Question: (II) A guitar string produces 3 beats/s when sounded with a 350-Hz tuning fork and 8 beats/s when sounded with a 355-Hz tuning fork. What is the vibrational frequency of the string? Explain your reasoning.

Short answer

The vibrational frequency of the string is \(347\;{\rm{Hz}}\).

Step-by-step solution

Determination of the beat frequency

The beat frequency is the difference in frequencies of two overlapping sound waves. The equation can be given as \({f_B} = \left| {{f_2} \pm {f_1}} \right|\).

Given information

Given data:

The beat frequency at 350 Hz tuning fork frequency is 3 beats/s .

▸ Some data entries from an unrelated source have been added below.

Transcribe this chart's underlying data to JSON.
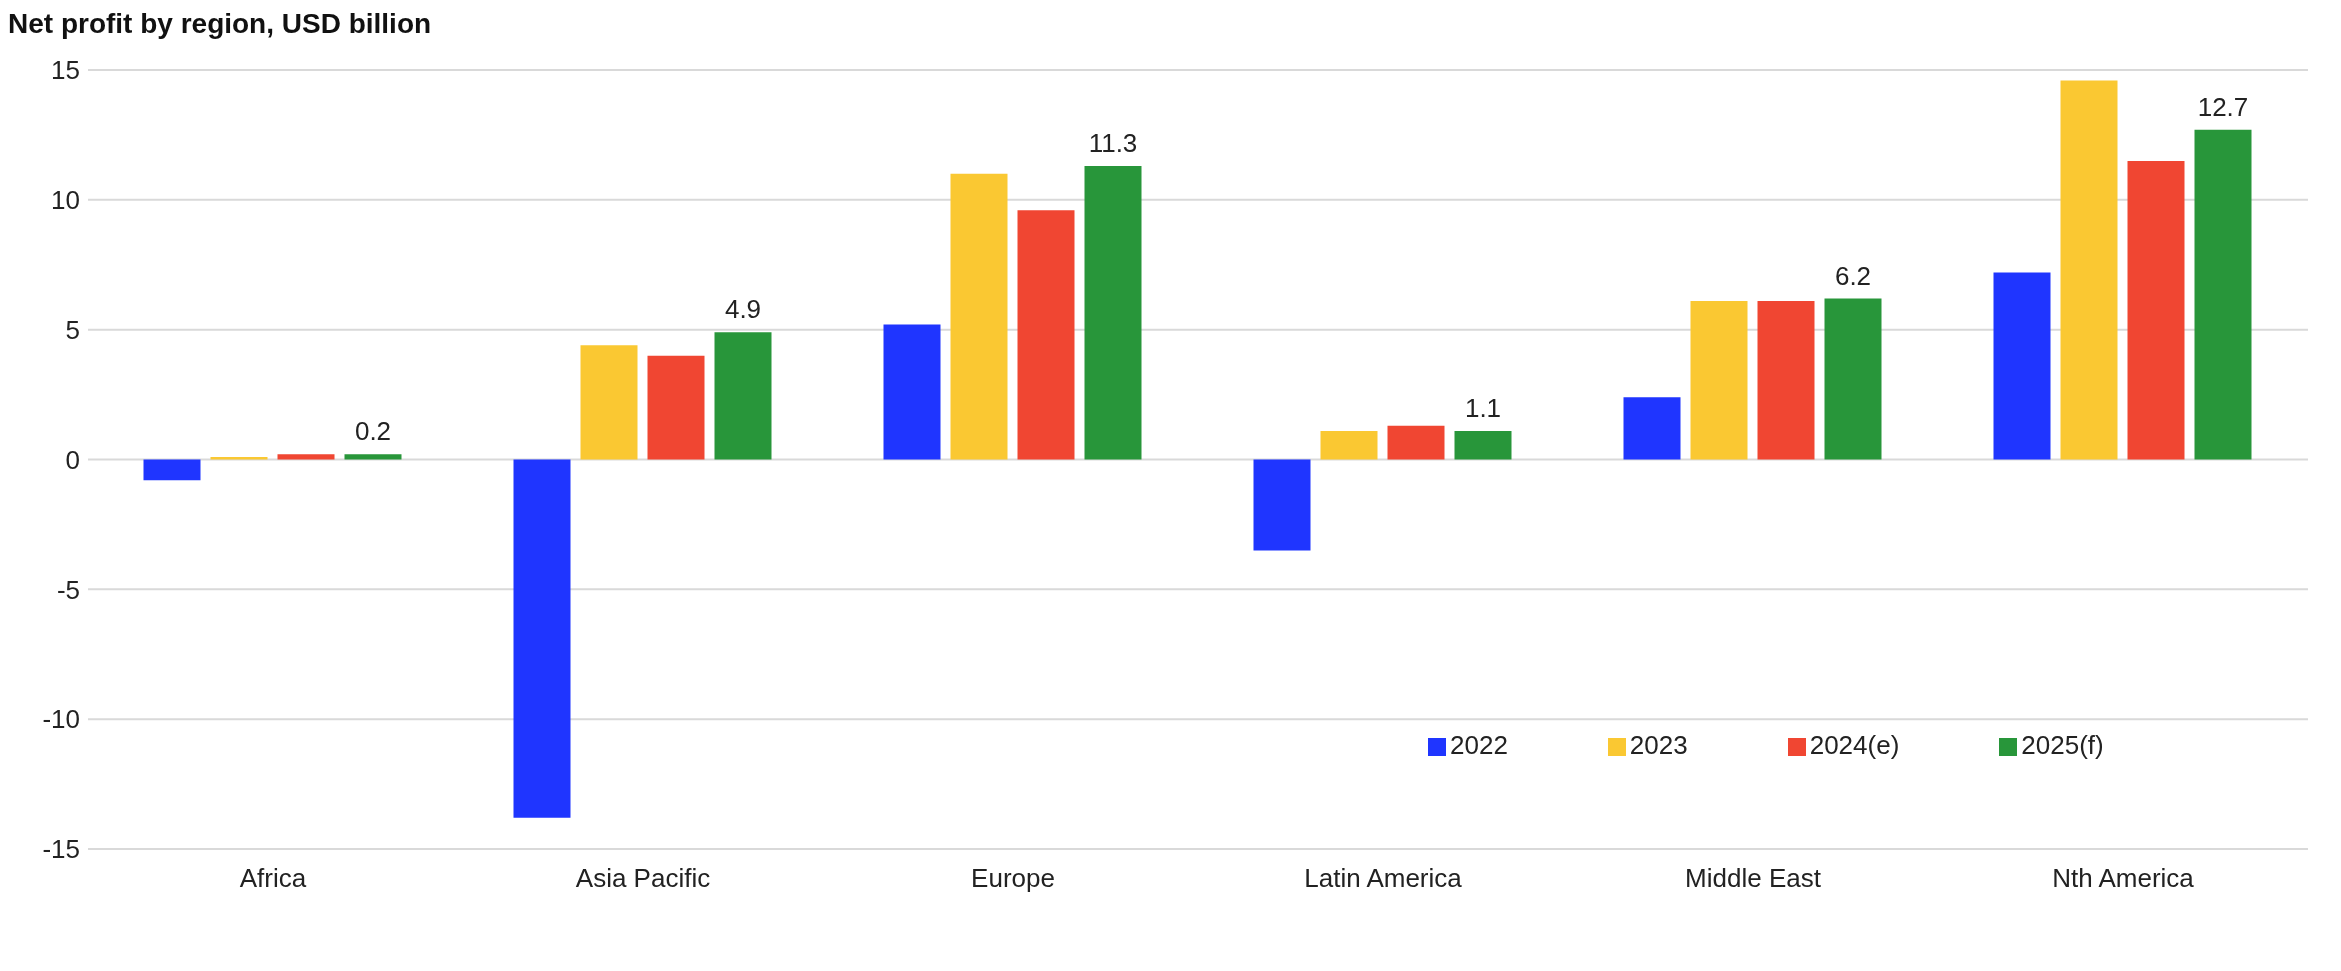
{
  "chart_data": {
    "type": "bar",
    "title": "Net profit by region, USD billion",
    "categories": [
      "Africa",
      "Asia Pacific",
      "Europe",
      "Latin America",
      "Middle East",
      "Nth America"
    ],
    "series": [
      {
        "name": "2022",
        "color": "#1f35ff",
        "values": [
          -0.8,
          -13.8,
          5.2,
          -3.5,
          2.4,
          7.2
        ]
      },
      {
        "name": "2023",
        "color": "#fac832",
        "values": [
          0.1,
          4.4,
          11.0,
          1.1,
          6.1,
          14.6
        ]
      },
      {
        "name": "2024(e)",
        "color": "#f04632",
        "values": [
          0.2,
          4.0,
          9.6,
          1.3,
          6.1,
          11.5
        ]
      },
      {
        "name": "2025(f)",
        "color": "#28963a",
        "values": [
          0.2,
          4.9,
          11.3,
          1.1,
          6.2,
          12.7
        ],
        "value_labels": [
          "0.2",
          "4.9",
          "11.3",
          "1.1",
          "6.2",
          "12.7"
        ]
      }
    ],
    "ylim": [
      -15,
      15
    ],
    "yticks": [
      -15,
      -10,
      -5,
      0,
      5,
      10,
      15
    ],
    "grid": "y",
    "legend": "bottom right"
  }
}
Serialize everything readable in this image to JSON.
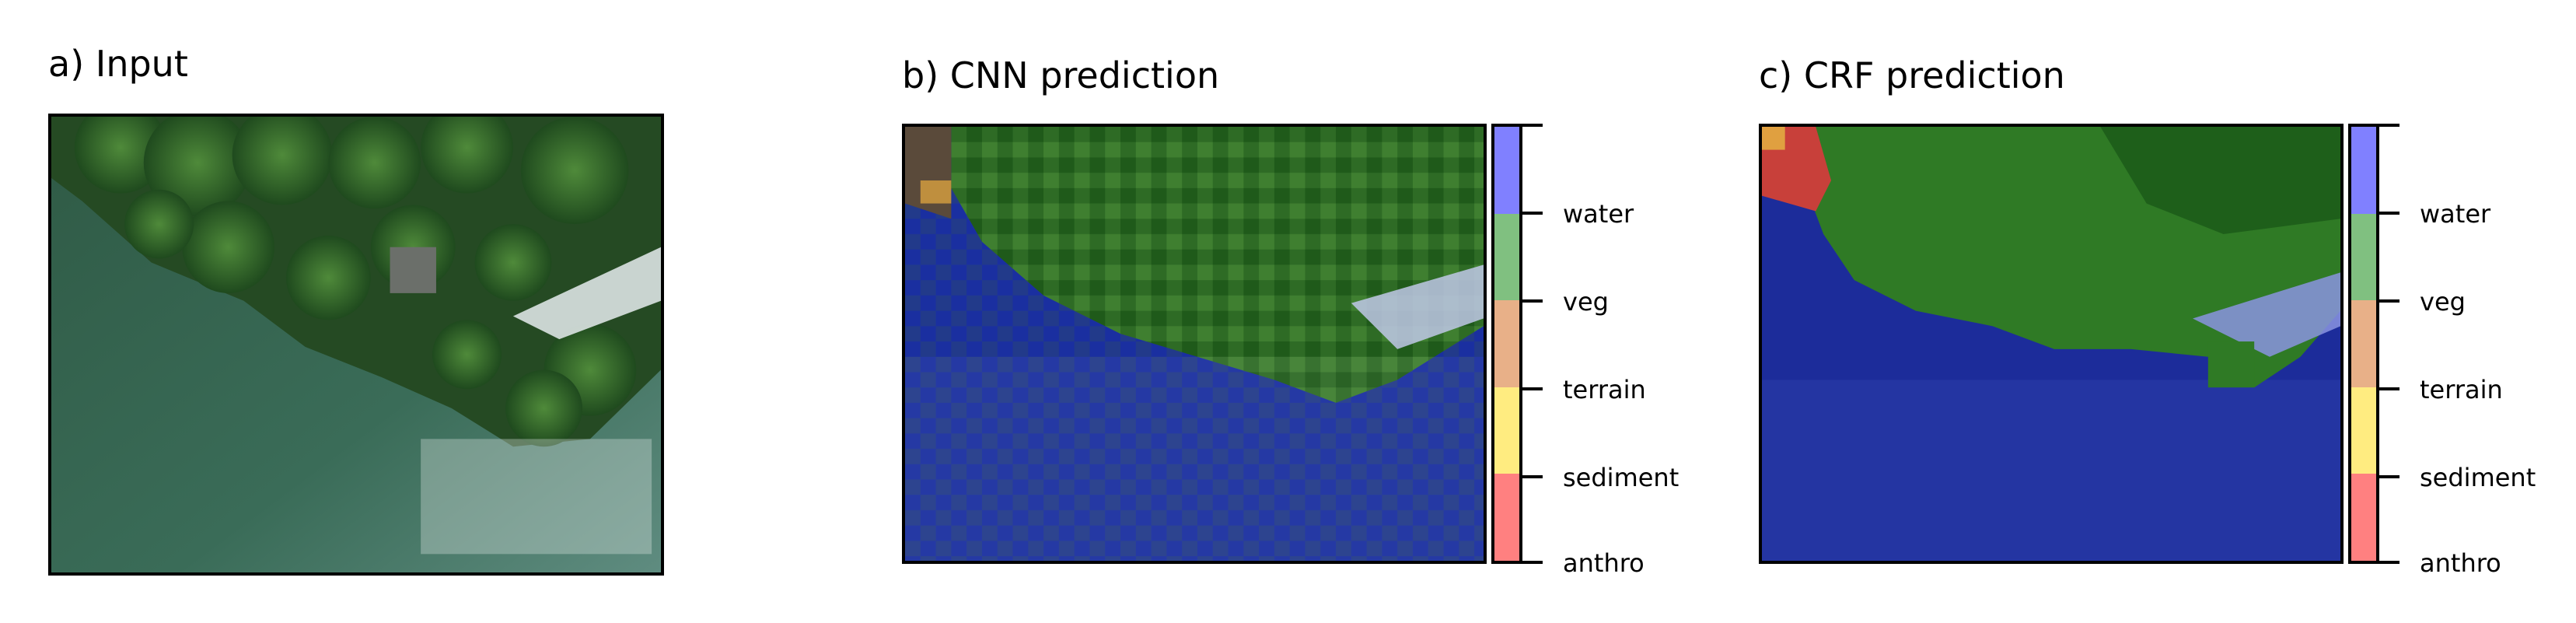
{
  "panels": {
    "a": {
      "title": "a) Input"
    },
    "b": {
      "title": "b) CNN prediction"
    },
    "c": {
      "title": "c) CRF prediction"
    }
  },
  "legend": {
    "classes": [
      {
        "label": "water",
        "color": "#8080ff"
      },
      {
        "label": "veg",
        "color": "#80c080"
      },
      {
        "label": "terrain",
        "color": "#e8b088"
      },
      {
        "label": "sediment",
        "color": "#ffec80"
      },
      {
        "label": "anthro",
        "color": "#ff8080"
      }
    ]
  }
}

The beat frequency at \(355\;{\rm{Hz}}\) tuning fork frequency is 8 beats/s .

Evaluation of the vibrational frequency of the string

When the guitar string produces \(3\;{\rm{beats/s}}\) at \(350\;{\rm{Hz}}\) tuning fork frequency, the frequency of the other string can be calculated as:

\(\begin{array}{c}{f_B} = \left| {{f_2} \pm {f_1}} \right|\\\left( {3\;{\rm{beats/s}}} \right) = \left| {350\;{\rm{Hz}} \pm {f_1}} \right|\\{f_1} = 347\;{\rm{Hz}}\;{\rm{or}}\;353\;{\rm{Hz}}\end{array}\)

Similarly, when the guitar string produces \(8\;{\rm{beats/s}}\) at \(355\;{\rm{Hz}}\) tuning fork frequency, the frequency of the other string can be calculated as:

\(\begin{array}{c}{f_B} = \left| {{f_2} \pm {f_1}} \right|\\\left( {8\;{\rm{beats/s}}} \right) = \left| {355\;{\rm{Hz}} \pm {f_1}} \right|\\{f_1} = 347\;{\rm{Hz}}\;{\rm{or}}\;363\;{\rm{Hz}}\end{array}\)

From the above-calculated frequencies, the frequency \(347\;{\rm{Hz}}\) works in both scenarios. Hence, the vibrational frequency of the string is \(347\;{\rm{Hz}}\).